WHAT DO MOST children want this Christmas? If you are thinking a Lego set or an Angry Birds stuffed toy, sorry, that is not it. What they really want is an iPad, says a Nielsen survey. Apple Inc’s touchscreen tablet is the musthave toy for 44% of children aged six to 12 years old in the US.
It’s also the must-have toy for many grown-ups this holiday season. And while that is great news for Apple and the original equipment manufacturers along its supply chain, it is glum news for at least two product segments of the PC market. The first is notebooks, where demand has been crimped not just by media tablets but also by folks tightening their belts during the gift-buying season.

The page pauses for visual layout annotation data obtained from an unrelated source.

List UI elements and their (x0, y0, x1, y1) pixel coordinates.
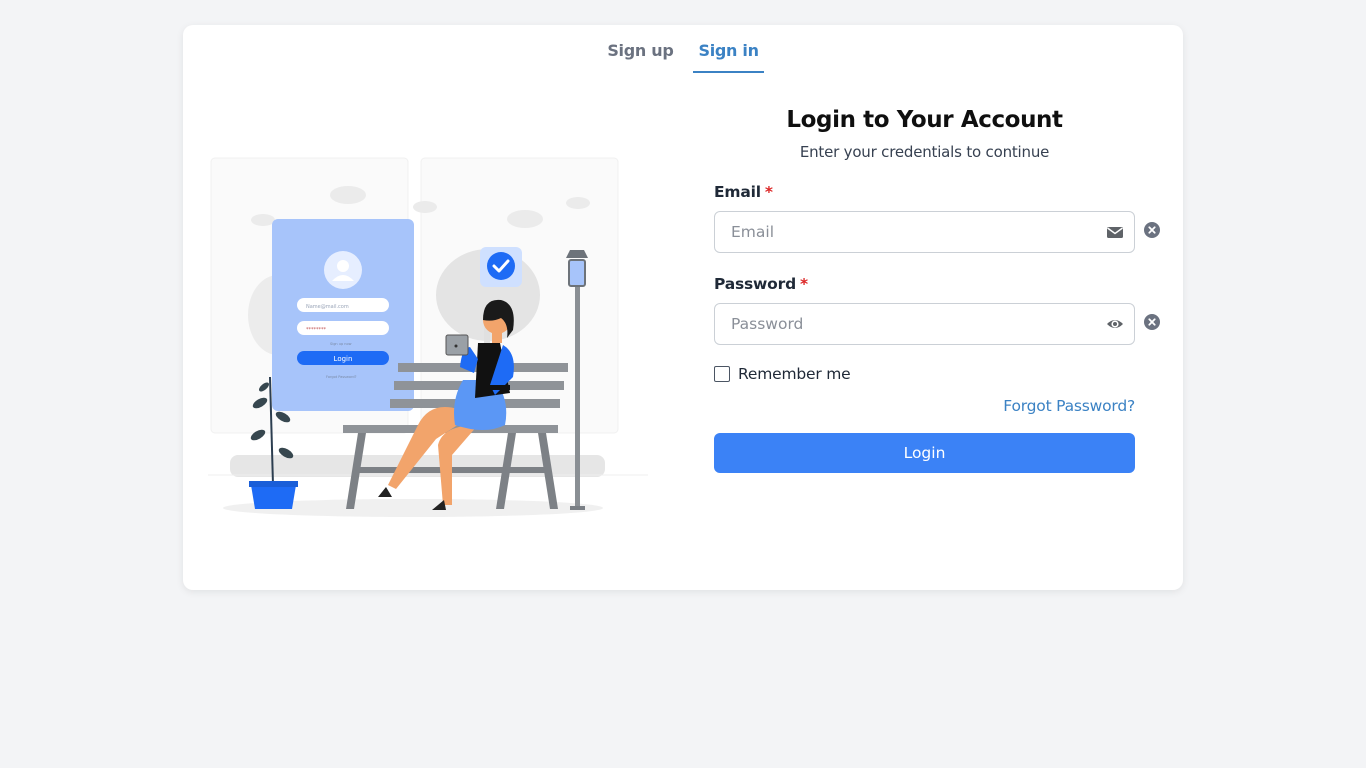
login-card: Sign up Sign in Name@mail.com ******** S… (183, 25, 1183, 590)
email-field-wrapper (714, 211, 1135, 253)
remember-me-label[interactable]: Remember me (738, 365, 851, 383)
password-field-wrapper (714, 303, 1135, 345)
mini-forgot-text: Forgot Password? (326, 375, 357, 379)
login-illustration: Name@mail.com ******** Sign up now Login… (208, 157, 648, 517)
remember-me-checkbox[interactable] (714, 366, 730, 382)
login-form: Login to Your Account Enter your credent… (714, 107, 1160, 473)
tab-sign-in[interactable]: Sign in (693, 39, 764, 73)
email-label-text: Email (714, 183, 761, 201)
clear-password-icon[interactable] (1144, 314, 1160, 330)
password-row (714, 303, 1160, 345)
email-input[interactable] (715, 212, 1085, 252)
auth-tabs: Sign up Sign in (183, 39, 1183, 73)
email-required-mark: * (764, 183, 773, 201)
mini-email-text: Name@mail.com (306, 304, 349, 310)
mini-login-text: Login (334, 355, 353, 363)
password-required-mark: * (799, 275, 808, 293)
clear-email-icon[interactable] (1144, 222, 1160, 238)
eye-icon[interactable] (1106, 315, 1124, 333)
form-title: Login to Your Account (786, 107, 1063, 133)
mini-password-text: ******** (306, 327, 327, 333)
email-label: Email * (714, 183, 1135, 201)
remember-me-row: Remember me (714, 365, 1135, 383)
tab-sign-up[interactable]: Sign up (602, 39, 678, 73)
login-button[interactable]: Login (714, 433, 1135, 473)
envelope-icon (1107, 227, 1123, 238)
password-input[interactable] (715, 304, 1085, 344)
email-row (714, 211, 1160, 253)
password-label-text: Password (714, 275, 796, 293)
forgot-password-link[interactable]: Forgot Password? (714, 397, 1135, 415)
form-subtitle: Enter your credentials to continue (799, 143, 1050, 161)
mini-signup-text: Sign up now (330, 342, 352, 346)
password-label: Password * (714, 275, 1135, 293)
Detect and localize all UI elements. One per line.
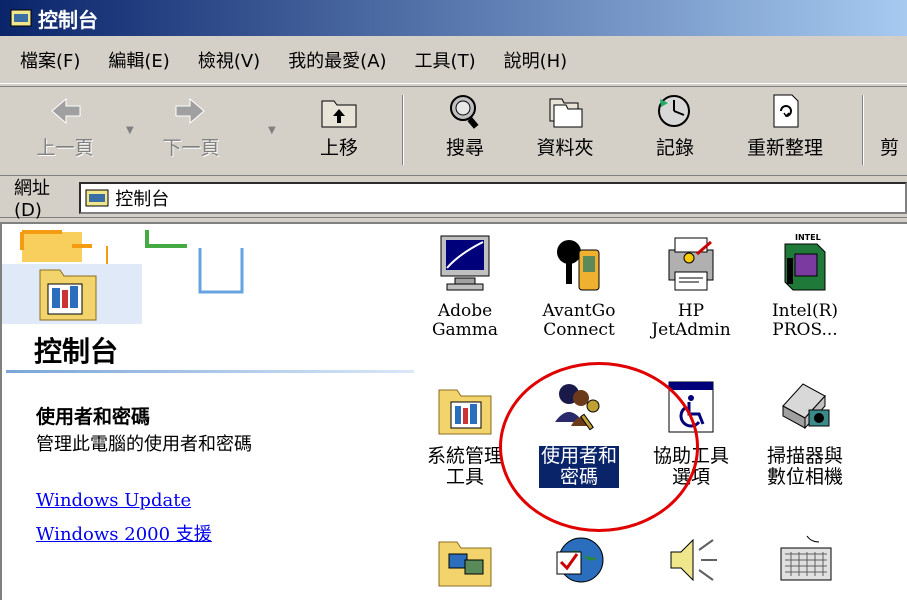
printer-icon: [668, 237, 714, 291]
menu-edit[interactable]: 編輯(E): [108, 47, 169, 73]
cut-button[interactable]: 剪: [880, 91, 907, 160]
network-card-icon: INTEL: [784, 233, 826, 291]
menu-favorites[interactable]: 我的最愛(A): [288, 47, 386, 73]
address-field[interactable]: 控制台: [79, 181, 907, 214]
speaker-icon: [670, 538, 717, 582]
svg-text:INTEL: INTEL: [795, 233, 821, 242]
history-button[interactable]: 記錄: [630, 91, 720, 160]
rearrange-label: 重新整理: [746, 137, 823, 159]
item-intel-pros[interactable]: INTEL Intel(R) PROS...: [752, 232, 858, 340]
partial-icon: [898, 376, 907, 440]
selected-item-description: 管理此電腦的使用者和密碼: [36, 434, 252, 455]
accessibility-icon: [668, 381, 714, 433]
window-title: 控制台: [38, 7, 98, 32]
item-label: Intel(R) PROS...: [771, 301, 839, 340]
toolbar: 上一頁 ▼ 下一頁 ▼ 上移 搜尋 資料夾 記錄 重新整理 剪: [0, 86, 907, 176]
item-label: 協助工具 選項: [652, 445, 729, 488]
search-icon: [450, 95, 479, 129]
search-button[interactable]: 搜尋: [420, 91, 510, 160]
item-label: AvantGo Connect: [542, 301, 616, 340]
search-label: 搜尋: [445, 137, 484, 159]
menu-file[interactable]: 檔案(F): [20, 47, 80, 73]
item-users-passwords[interactable]: 使用者和 密碼: [526, 376, 632, 488]
forward-arrow-icon: [175, 97, 205, 125]
history-clock-icon: [658, 95, 690, 127]
avantgo-icon: [557, 240, 600, 291]
title-bar[interactable]: 控制台: [0, 0, 907, 36]
folders-label: 資料夾: [536, 137, 594, 159]
content-area: 控制台 使用者和密碼 管理此電腦的使用者和密碼 Windows Update W…: [0, 222, 907, 600]
info-pane: 控制台 使用者和密碼 管理此電腦的使用者和密碼 Windows Update W…: [2, 224, 417, 600]
cut-label: 剪: [880, 137, 900, 159]
address-label: 網址(D): [14, 178, 50, 221]
rearrange-button[interactable]: 重新整理: [740, 91, 830, 160]
admin-tools-folder-icon: [438, 389, 492, 435]
pane-divider: [6, 370, 414, 373]
back-arrow-icon: [51, 97, 81, 125]
item-label: HP JetAdmin: [651, 301, 731, 340]
control-panel-icon: [10, 9, 32, 27]
back-dropdown-icon[interactable]: ▼: [126, 125, 134, 136]
scanner-icon: [782, 383, 830, 430]
forward-dropdown-icon[interactable]: ▼: [268, 125, 276, 136]
menu-help[interactable]: 說明(H): [504, 47, 568, 73]
item-hp-jetadmin[interactable]: HP JetAdmin: [638, 232, 744, 340]
windows-update-link[interactable]: Windows Update: [36, 490, 191, 511]
item-label: 系統管理 工具: [426, 445, 503, 488]
folder-up-icon: [321, 100, 357, 128]
item-label: 使用者和 密碼: [538, 445, 619, 488]
item-keyboard[interactable]: [752, 528, 858, 598]
up-label: 上移: [319, 137, 358, 159]
item-adobe-gamma[interactable]: Adobe Gamma: [412, 232, 518, 340]
pane-title: 控制台: [34, 335, 119, 368]
item-accessibility[interactable]: 協助工具 選項: [638, 376, 744, 488]
history-label: 記錄: [655, 137, 694, 159]
windows-support-link[interactable]: Windows 2000 支援: [36, 520, 212, 546]
network-folder-icon: [438, 541, 492, 587]
refresh-page-icon: [773, 94, 799, 128]
keyboard-icon: [780, 535, 832, 581]
item-network-connections[interactable]: [412, 528, 518, 598]
globe-check-icon: [556, 537, 604, 583]
item-windows-update[interactable]: [526, 528, 632, 598]
icon-grid: Adobe Gamma AvantGo Connect HP JetAdmin: [412, 224, 907, 600]
selected-item-name: 使用者和密碼: [36, 406, 151, 428]
item-admin-tools[interactable]: 系統管理 工具: [412, 376, 518, 488]
up-button[interactable]: 上移: [294, 91, 384, 160]
menu-bar: 檔案(F) 編輯(E) 檢視(V) 我的最愛(A) 工具(T) 說明(H): [0, 36, 907, 84]
forward-button[interactable]: 下一頁: [146, 91, 236, 160]
folders-button[interactable]: 資料夾: [520, 91, 610, 160]
item-sounds[interactable]: [638, 528, 744, 598]
back-label: 上一頁: [36, 137, 94, 159]
control-panel-icon: [85, 189, 109, 206]
item-label: Adobe Gamma: [431, 301, 499, 340]
menu-tools[interactable]: 工具(T): [415, 47, 476, 73]
item-scanners-cameras[interactable]: 掃描器與 數位相機: [752, 376, 858, 488]
item-avantgo-connect[interactable]: AvantGo Connect: [526, 232, 632, 340]
item-cutoff[interactable]: [898, 376, 907, 440]
menu-view[interactable]: 檢視(V): [198, 47, 260, 73]
address-bar: 網址(D) 控制台: [0, 178, 907, 221]
toolbar-separator: [862, 95, 864, 165]
users-key-icon: [555, 384, 600, 431]
cut-icon: [880, 91, 907, 131]
toolbar-separator: [402, 95, 404, 165]
folders-icon: [549, 98, 583, 128]
monitor-gamma-icon: [440, 235, 490, 291]
item-label: 掃描器與 數位相機: [766, 445, 843, 488]
back-button[interactable]: 上一頁: [20, 91, 110, 160]
forward-label: 下一頁: [162, 137, 220, 159]
address-value: 控制台: [115, 188, 170, 210]
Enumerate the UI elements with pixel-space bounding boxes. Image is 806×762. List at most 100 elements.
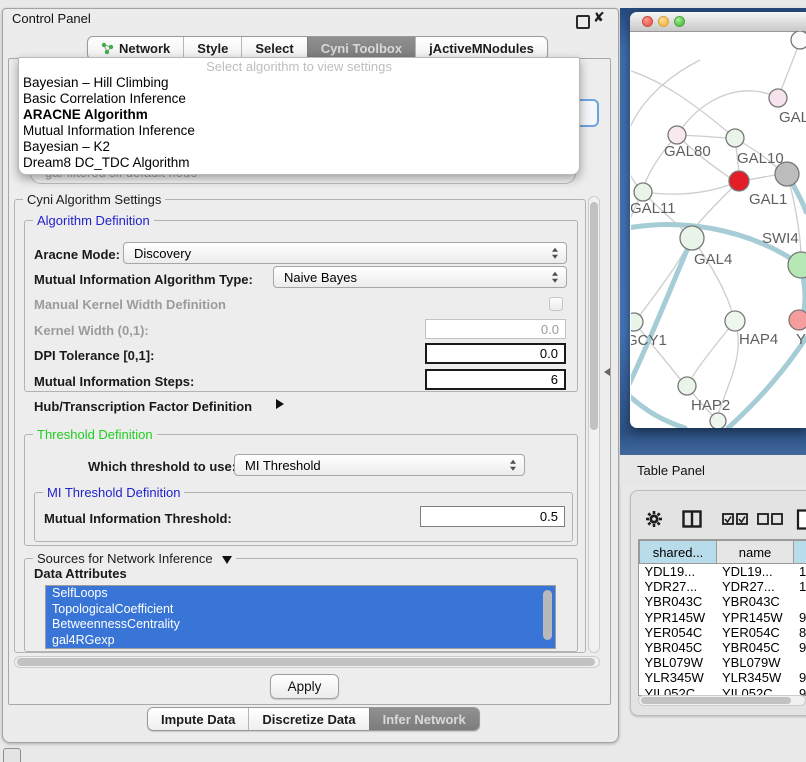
table-row[interactable]: YLR345WYLR345W9. bbox=[640, 670, 806, 685]
table-cell[interactable]: YBR043C bbox=[640, 594, 717, 609]
table-cell[interactable]: YBR045C bbox=[717, 640, 794, 655]
table-cell[interactable]: YDR27... bbox=[717, 579, 794, 594]
table-hscroll-thumb[interactable] bbox=[641, 697, 791, 704]
network-edge[interactable] bbox=[631, 60, 700, 192]
table-row[interactable]: YDR27...YDR27...12 bbox=[640, 579, 806, 594]
table-row[interactable]: YBR043CYBR043C bbox=[640, 594, 806, 609]
table-cell[interactable]: 9. bbox=[794, 670, 806, 685]
zoom-traffic-light[interactable] bbox=[674, 16, 685, 27]
close-traffic-light[interactable] bbox=[642, 16, 653, 27]
manual-kernel-width-checkbox[interactable] bbox=[549, 297, 563, 311]
network-edge-highlighted[interactable] bbox=[631, 385, 685, 428]
table-cell[interactable]: YBR043C bbox=[717, 594, 794, 609]
table-cell[interactable]: YDR27... bbox=[640, 579, 717, 594]
close-icon[interactable]: ✘ bbox=[593, 9, 605, 26]
toggle-table-columns-button[interactable] bbox=[681, 509, 703, 529]
attribute-item-betweennesscentrality[interactable]: BetweennessCentrality bbox=[46, 617, 555, 633]
table-cell[interactable] bbox=[794, 594, 806, 609]
network-node-gal10[interactable] bbox=[726, 129, 744, 147]
algorithm-option-bayesian-k2[interactable]: Bayesian – K2 bbox=[19, 139, 579, 155]
settings-horizontal-scrollbar[interactable] bbox=[14, 656, 600, 668]
attribute-item-topologicalcoefficient[interactable]: TopologicalCoefficient bbox=[46, 602, 555, 618]
table-cell[interactable]: 13 bbox=[794, 564, 806, 580]
deselect-all-rows-button[interactable] bbox=[757, 512, 783, 526]
table-cell[interactable]: YER054C bbox=[640, 625, 717, 640]
network-edge[interactable] bbox=[677, 91, 778, 135]
list-vscroll-thumb[interactable] bbox=[543, 590, 552, 640]
select-all-rows-button[interactable] bbox=[722, 512, 748, 526]
minimized-panel-icon[interactable] bbox=[3, 748, 21, 762]
tab-network[interactable]: Network bbox=[88, 37, 183, 59]
network-edge[interactable] bbox=[652, 181, 739, 194]
float-window-icon[interactable] bbox=[576, 15, 590, 29]
table-cell[interactable]: YLR345W bbox=[717, 670, 794, 685]
mi-algorithm-type-combobox[interactable]: Naive Bayes bbox=[273, 266, 567, 288]
network-edge-highlighted[interactable] bbox=[728, 338, 806, 428]
column-header-shared[interactable]: shared... bbox=[640, 541, 717, 564]
network-window-titlebar[interactable] bbox=[630, 12, 806, 32]
network-node[interactable] bbox=[710, 413, 726, 428]
table-horizontal-scrollbar[interactable] bbox=[638, 695, 806, 706]
network-node-gal1[interactable] bbox=[729, 171, 749, 191]
table-settings-button[interactable] bbox=[644, 509, 664, 529]
table-cell[interactable]: YDL19... bbox=[640, 564, 717, 580]
table-cell[interactable]: YER054C bbox=[717, 625, 794, 640]
bottom-tab-discretize-data[interactable]: Discretize Data bbox=[248, 708, 368, 730]
table-cell[interactable]: 8. bbox=[794, 625, 806, 640]
algorithm-option-dream8-dc-tdc-algorithm[interactable]: Dream8 DC_TDC Algorithm bbox=[19, 155, 579, 171]
column-header-a[interactable]: A bbox=[794, 541, 806, 564]
mi-threshold-input[interactable]: 0.5 bbox=[420, 506, 565, 527]
tab-style[interactable]: Style bbox=[183, 37, 241, 59]
table-row[interactable]: YDL19...YDL19...13 bbox=[640, 564, 806, 580]
settings-hscroll-thumb[interactable] bbox=[17, 658, 595, 666]
network-node-gal11[interactable] bbox=[634, 183, 652, 201]
hub-definition-expander[interactable]: Hub/Transcription Factor Definition bbox=[34, 399, 252, 414]
tab-select[interactable]: Select bbox=[241, 37, 306, 59]
network-node-gal4[interactable] bbox=[680, 226, 704, 250]
splitter-collapse-arrow[interactable] bbox=[604, 368, 610, 376]
network-edge[interactable] bbox=[634, 322, 680, 379]
apply-button[interactable]: Apply bbox=[270, 674, 339, 699]
network-node-gcy1[interactable] bbox=[631, 313, 643, 331]
tab-cyni-toolbox[interactable]: Cyni Toolbox bbox=[307, 37, 415, 59]
settings-vscroll-thumb[interactable] bbox=[590, 202, 598, 430]
column-header-name[interactable]: name bbox=[717, 541, 794, 564]
new-table-button[interactable] bbox=[796, 508, 806, 530]
kernel-width-input[interactable]: 0.0 bbox=[425, 319, 566, 339]
which-threshold-combobox[interactable]: MI Threshold bbox=[234, 454, 525, 476]
table-cell[interactable]: YBL079W bbox=[717, 655, 794, 670]
mi-steps-input[interactable]: 6 bbox=[425, 369, 566, 390]
algorithm-option-mutual-information-inference[interactable]: Mutual Information Inference bbox=[19, 123, 579, 139]
expander-collapsed-icon[interactable] bbox=[276, 399, 284, 409]
bottom-tab-impute-data[interactable]: Impute Data bbox=[148, 708, 248, 730]
minimize-traffic-light[interactable] bbox=[658, 16, 669, 27]
table-cell[interactable]: 9. bbox=[794, 640, 806, 655]
bottom-tab-infer-network[interactable]: Infer Network bbox=[369, 708, 479, 730]
algorithm-option-aracne-algorithm[interactable]: ARACNE Algorithm bbox=[19, 107, 579, 123]
table-cell[interactable]: YDL19... bbox=[717, 564, 794, 580]
network-edge[interactable] bbox=[691, 321, 735, 379]
settings-vertical-scrollbar[interactable] bbox=[588, 196, 600, 653]
attribute-item-selfloops[interactable]: SelfLoops bbox=[46, 586, 555, 602]
table-cell[interactable] bbox=[794, 655, 806, 670]
table-cell[interactable]: YLR345W bbox=[640, 670, 717, 685]
network-node-hap2[interactable] bbox=[678, 377, 696, 395]
network-node-y[interactable] bbox=[789, 310, 806, 330]
table-row[interactable]: YBR045CYBR045C9. bbox=[640, 640, 806, 655]
network-node[interactable] bbox=[775, 162, 799, 186]
algorithm-option-bayesian-hill-climbing[interactable]: Bayesian – Hill Climbing bbox=[19, 75, 579, 91]
table-cell[interactable]: YPR145W bbox=[717, 610, 794, 625]
table-cell[interactable]: YPR145W bbox=[640, 610, 717, 625]
network-canvas[interactable]: GALGAL80GAL10GAL1GAL11GAL4SWI4GCY1HAP4YH… bbox=[631, 31, 806, 428]
tab-jactivemnodules[interactable]: jActiveMNodules bbox=[415, 37, 547, 59]
attribute-item-gal4rgexp[interactable]: gal4RGexp bbox=[46, 633, 555, 649]
network-node-gal80[interactable] bbox=[668, 126, 686, 144]
table-cell[interactable]: YBR045C bbox=[640, 640, 717, 655]
algorithm-option-basic-correlation-inference[interactable]: Basic Correlation Inference bbox=[19, 91, 579, 107]
table-row[interactable]: YPR145WYPR145W9. bbox=[640, 610, 806, 625]
network-node[interactable] bbox=[791, 31, 806, 49]
table-cell[interactable]: YBL079W bbox=[640, 655, 717, 670]
network-node-hap4[interactable] bbox=[725, 311, 745, 331]
table-cell[interactable]: 9. bbox=[794, 610, 806, 625]
dpi-tolerance-input[interactable]: 0.0 bbox=[425, 343, 566, 364]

The second is netbooks. These low-priced mini versions of notebooks took off during the downturn of 2008/09 but have since been eclipsed by tablets, which have shaken up the world of mobile computing with their high entertainment value. Netbooks have fallen so out of favour that demand could shrink by 40 million units next year, warns Taiwan’s Market Intelligence Center, a government- funded think tank.
That has spurred PC makers to reinvent their mobile computing devices. And the upshot of that is the ultrabook. Backed heavily by Intel, whose chips have been shut out of the tablet market, the ultrabook is a notebook that has gone through a crash diet. It is thinner and lighter than ever, yet can do what a full fledged computer does, not just play videos or give quick web access.
To meet Intel’s ultrabook trademark, the current generation of these devices has to weigh less than 1.4kg and be thinner than 20mm. They should also have a battery life of more than five hours while the reload time from sleep mode should be super fast, just seconds. Lastly, they should be priced below US$1,000 ($1,296).
Of course, there has long been an ultrabook in the market — the Mac- Book Air. In fact, the new ultrabooks that have just come out in Taiwan, such as Asustek Computer’s Zenbook and Acer Inc’s Aspire S3, look and feel remarkably like the sleek and elegant MacBook Air. Fitted with solid state drives, they power up quickly and have a resume time from hibernation of a few seconds, making them more like iPads.
Lighter and faster is definitely the way forward in the evolution of the notebook, and Intel bravely predicts that ultrabooks will make up 40% of worldwide notebook demand by the end of next year. However, many in the industry, and even first movers in this new space such as Taiwanese PC maker Asustek, recognise that Intel’s goal is ambitious.